Aurpa Tanjim Taharat, Ahmed Md Shoaib
Department of Data Science, Bangabandhu Sheikh Mujibur Rahman Digital University, Bangladesh.
Department of Computer Science, Boise State University, Boise, ID, USA.
Heliyon. 2024 Feb 5;10(3):e25467. doi: 10.1016/j.heliyon.2024.e25467. eCollection 2024 Feb 15.
Mathematical entity recognition is indispensable for machines to accurately explain and depict mathematical content and to enable adequate mathematical operations and reasoning. It expedites automated theorem proving, speeds up the analysis and retrieval of mathematical knowledge from documents, and improves e-learning and educational platforms. It also simplifies translation, scientific research, data analysis, interpretation, and the practical application of mathematical information. Mathematical entity recognition in the Bangla language is novel; to our best knowledge, no other similar works have been done. Here, we identify the mathematical operator, operands as numbers, and popular mathematical terms (complex numbers, real numbers, prime numbers, etc.). In this work, we recognize Bangla Mathematical Entity Recognition (MER) utilizing the ensemble architecture of deep neural networks known as Bidirectional Encoder Representations from Transformers (BERT).
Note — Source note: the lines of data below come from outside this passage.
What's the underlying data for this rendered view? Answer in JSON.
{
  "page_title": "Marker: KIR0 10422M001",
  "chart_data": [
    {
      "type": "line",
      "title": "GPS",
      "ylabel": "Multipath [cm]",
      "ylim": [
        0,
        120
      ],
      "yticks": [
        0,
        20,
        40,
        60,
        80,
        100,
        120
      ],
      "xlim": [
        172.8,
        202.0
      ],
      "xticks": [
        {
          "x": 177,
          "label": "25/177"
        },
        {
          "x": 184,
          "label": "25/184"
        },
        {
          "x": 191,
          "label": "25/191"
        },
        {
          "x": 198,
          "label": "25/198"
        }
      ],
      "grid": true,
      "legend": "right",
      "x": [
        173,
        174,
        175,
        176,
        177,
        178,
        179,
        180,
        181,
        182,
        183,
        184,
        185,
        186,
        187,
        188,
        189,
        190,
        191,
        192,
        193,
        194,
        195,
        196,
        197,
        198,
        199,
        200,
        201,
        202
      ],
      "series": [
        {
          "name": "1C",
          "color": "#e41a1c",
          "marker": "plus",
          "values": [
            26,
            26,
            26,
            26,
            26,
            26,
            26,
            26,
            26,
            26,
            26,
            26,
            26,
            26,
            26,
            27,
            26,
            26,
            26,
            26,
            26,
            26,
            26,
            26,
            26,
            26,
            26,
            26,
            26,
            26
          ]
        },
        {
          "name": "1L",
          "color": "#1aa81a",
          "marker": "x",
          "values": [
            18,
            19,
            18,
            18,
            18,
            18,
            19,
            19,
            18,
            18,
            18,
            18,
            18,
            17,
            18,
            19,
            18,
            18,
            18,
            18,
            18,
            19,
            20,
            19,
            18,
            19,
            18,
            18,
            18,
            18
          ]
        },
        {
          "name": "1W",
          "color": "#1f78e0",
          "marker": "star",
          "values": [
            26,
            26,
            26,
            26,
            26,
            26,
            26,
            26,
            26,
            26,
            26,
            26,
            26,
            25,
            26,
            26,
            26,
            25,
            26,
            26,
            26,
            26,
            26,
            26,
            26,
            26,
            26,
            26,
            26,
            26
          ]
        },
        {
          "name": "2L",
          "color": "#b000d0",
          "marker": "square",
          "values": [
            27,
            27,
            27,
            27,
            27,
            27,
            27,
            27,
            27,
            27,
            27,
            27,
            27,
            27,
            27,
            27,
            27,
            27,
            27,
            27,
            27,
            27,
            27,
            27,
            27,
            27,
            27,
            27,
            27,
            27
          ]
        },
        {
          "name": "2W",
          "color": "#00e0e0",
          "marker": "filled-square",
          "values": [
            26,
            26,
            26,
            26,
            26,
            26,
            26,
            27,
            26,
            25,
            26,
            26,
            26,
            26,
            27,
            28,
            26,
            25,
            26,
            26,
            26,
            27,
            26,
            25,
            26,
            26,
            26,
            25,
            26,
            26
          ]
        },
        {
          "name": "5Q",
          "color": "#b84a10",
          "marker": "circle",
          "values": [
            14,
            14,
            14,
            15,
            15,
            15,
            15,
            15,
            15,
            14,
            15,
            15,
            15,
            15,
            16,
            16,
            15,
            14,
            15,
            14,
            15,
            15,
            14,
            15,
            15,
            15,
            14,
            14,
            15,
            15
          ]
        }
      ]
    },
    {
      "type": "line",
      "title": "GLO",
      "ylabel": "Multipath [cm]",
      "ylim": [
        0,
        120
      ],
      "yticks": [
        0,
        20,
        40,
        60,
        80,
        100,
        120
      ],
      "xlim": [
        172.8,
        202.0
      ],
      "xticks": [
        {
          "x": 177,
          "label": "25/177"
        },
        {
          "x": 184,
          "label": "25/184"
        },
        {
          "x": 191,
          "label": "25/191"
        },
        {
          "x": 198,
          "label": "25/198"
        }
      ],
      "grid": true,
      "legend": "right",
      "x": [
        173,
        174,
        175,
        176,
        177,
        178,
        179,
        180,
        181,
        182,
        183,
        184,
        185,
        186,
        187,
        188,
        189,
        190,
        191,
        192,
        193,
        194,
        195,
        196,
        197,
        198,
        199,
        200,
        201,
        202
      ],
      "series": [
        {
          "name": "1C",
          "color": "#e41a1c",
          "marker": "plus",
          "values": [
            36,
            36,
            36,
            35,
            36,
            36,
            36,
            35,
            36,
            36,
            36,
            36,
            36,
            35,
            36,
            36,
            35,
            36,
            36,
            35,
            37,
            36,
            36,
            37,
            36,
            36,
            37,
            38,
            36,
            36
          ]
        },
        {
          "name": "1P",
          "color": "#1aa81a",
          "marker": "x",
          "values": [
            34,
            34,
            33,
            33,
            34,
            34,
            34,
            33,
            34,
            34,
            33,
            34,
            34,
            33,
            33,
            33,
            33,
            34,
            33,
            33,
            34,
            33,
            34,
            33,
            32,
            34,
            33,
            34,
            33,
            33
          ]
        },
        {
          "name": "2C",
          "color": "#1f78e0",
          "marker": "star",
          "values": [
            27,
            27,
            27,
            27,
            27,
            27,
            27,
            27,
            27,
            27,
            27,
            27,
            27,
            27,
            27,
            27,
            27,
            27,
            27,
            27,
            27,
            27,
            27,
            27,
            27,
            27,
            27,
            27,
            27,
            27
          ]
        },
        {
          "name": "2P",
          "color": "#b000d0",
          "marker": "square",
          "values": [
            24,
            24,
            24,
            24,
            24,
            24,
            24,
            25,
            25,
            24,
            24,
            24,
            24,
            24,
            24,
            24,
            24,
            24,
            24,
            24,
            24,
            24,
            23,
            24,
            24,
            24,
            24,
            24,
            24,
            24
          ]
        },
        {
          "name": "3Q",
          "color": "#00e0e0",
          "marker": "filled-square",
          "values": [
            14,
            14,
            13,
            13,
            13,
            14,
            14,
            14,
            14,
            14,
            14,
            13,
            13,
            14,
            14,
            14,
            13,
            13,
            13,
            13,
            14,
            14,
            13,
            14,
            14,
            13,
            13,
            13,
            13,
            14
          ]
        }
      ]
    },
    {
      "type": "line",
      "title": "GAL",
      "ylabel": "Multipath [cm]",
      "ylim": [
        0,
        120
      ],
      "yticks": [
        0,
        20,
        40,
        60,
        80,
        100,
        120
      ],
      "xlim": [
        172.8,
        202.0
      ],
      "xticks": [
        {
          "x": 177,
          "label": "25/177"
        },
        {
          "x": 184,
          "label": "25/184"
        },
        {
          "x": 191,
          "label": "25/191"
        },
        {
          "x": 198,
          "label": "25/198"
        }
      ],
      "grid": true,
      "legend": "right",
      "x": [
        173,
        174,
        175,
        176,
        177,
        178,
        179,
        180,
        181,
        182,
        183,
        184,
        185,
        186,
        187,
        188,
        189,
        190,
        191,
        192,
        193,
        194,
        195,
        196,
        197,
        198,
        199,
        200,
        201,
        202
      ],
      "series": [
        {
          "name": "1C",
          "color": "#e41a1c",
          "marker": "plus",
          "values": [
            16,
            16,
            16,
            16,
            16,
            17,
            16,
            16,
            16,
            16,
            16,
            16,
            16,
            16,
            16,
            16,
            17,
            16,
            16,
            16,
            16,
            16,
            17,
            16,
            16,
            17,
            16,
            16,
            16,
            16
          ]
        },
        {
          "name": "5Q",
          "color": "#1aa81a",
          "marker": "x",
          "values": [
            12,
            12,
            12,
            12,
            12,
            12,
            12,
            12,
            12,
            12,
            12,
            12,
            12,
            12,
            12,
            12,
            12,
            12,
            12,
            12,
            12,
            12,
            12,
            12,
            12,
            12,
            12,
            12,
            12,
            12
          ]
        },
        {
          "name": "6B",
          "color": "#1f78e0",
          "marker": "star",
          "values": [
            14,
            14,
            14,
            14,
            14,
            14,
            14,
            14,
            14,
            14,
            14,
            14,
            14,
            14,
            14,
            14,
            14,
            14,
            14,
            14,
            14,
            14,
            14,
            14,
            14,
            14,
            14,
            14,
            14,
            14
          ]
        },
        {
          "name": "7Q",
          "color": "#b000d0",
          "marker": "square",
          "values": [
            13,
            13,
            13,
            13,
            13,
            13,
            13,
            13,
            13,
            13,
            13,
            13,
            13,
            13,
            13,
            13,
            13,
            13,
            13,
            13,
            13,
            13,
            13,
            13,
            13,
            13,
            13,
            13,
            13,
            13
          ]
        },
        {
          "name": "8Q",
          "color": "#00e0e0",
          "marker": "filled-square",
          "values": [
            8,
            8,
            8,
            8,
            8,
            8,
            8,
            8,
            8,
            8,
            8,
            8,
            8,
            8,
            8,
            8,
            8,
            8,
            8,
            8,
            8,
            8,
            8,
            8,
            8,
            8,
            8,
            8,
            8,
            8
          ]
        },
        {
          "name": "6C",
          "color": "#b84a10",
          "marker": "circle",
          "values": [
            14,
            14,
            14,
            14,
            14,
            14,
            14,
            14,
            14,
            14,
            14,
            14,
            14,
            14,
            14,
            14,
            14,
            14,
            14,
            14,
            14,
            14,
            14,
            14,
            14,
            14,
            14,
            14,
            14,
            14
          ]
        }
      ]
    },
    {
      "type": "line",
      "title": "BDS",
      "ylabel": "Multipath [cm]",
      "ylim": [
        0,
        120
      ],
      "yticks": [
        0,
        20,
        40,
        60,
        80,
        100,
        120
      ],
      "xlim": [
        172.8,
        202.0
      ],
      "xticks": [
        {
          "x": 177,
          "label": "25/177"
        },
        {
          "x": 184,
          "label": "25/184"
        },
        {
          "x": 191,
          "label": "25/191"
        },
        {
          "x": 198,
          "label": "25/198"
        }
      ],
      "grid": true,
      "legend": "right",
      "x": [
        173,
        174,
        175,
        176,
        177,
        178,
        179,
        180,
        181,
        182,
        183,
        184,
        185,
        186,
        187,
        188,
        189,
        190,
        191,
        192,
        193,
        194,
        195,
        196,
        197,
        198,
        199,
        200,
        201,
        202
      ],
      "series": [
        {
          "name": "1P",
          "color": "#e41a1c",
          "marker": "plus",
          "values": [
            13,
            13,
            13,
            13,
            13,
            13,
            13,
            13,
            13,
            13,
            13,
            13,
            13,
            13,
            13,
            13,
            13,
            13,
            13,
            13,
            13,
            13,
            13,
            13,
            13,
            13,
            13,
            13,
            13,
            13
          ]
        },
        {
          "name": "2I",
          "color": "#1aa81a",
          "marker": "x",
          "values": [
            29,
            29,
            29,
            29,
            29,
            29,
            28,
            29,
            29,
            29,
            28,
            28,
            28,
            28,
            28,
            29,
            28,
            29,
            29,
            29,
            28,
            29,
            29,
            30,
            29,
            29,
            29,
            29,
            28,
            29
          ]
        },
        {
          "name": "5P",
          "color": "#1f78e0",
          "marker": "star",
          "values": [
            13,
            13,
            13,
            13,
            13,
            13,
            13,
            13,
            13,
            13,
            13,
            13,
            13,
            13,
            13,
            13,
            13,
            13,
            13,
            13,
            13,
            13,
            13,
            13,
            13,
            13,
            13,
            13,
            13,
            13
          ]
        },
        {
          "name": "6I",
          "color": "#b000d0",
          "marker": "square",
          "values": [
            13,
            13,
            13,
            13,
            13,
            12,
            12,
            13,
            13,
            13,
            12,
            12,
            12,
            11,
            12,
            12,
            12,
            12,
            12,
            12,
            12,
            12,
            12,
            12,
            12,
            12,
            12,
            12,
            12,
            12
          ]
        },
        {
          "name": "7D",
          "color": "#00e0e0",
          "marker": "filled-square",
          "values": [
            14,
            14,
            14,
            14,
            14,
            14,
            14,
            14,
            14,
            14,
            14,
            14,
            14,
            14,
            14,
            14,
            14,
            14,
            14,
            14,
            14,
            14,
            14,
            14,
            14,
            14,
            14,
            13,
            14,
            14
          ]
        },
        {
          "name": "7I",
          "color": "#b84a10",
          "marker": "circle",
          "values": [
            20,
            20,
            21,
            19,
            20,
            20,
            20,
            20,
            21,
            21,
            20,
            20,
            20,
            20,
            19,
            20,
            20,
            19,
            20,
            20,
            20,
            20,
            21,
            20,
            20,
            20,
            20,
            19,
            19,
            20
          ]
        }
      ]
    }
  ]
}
We prepare a novel dataset comprising 13,717 observations, each containing a mathematical statement, mathematical entity, and mathematical type. In our recognition process, we consider our proposed architectures using accuracy, precision, recall and f1-score as the performance metrics. The results have shown a satisfactory accuracy percentage of 97.98 with BERT and 99.76% with ensemble BERT.
数学实体识别对于机器准确解释和描述数学内容、进行充分的数学运算和推理至关重要。它加快了自动定理证明的速度,加速了从文档中分析和检索数学知识的过程,并改善了电子学习和教育平台。它还简化了数学信息的翻译、科学研究、数据分析、解释及实际应用。孟加拉语的数学实体识别是新颖的;据我们所知,尚未有其他类似的工作。在这里,我们识别数学运算符、作为数字的操作数以及常见的数学术语(复数、实数、质数等)。在这项工作中,我们利用被称为来自变换器的双向编码器表示(BERT)的深度神经网络集成架构来识别孟加拉语数学实体识别(MER)。我们准备了一个包含13717个观测值的新颖数据集,每个观测值都包含一个数学陈述、数学实体和数学类型。在我们的识别过程中,我们使用准确率、精确率、召回率和F1分数作为性能指标来考虑我们提出的架构。结果显示,使用BERT时准确率令人满意,为97.98%,使用集成BERT时为99.76%。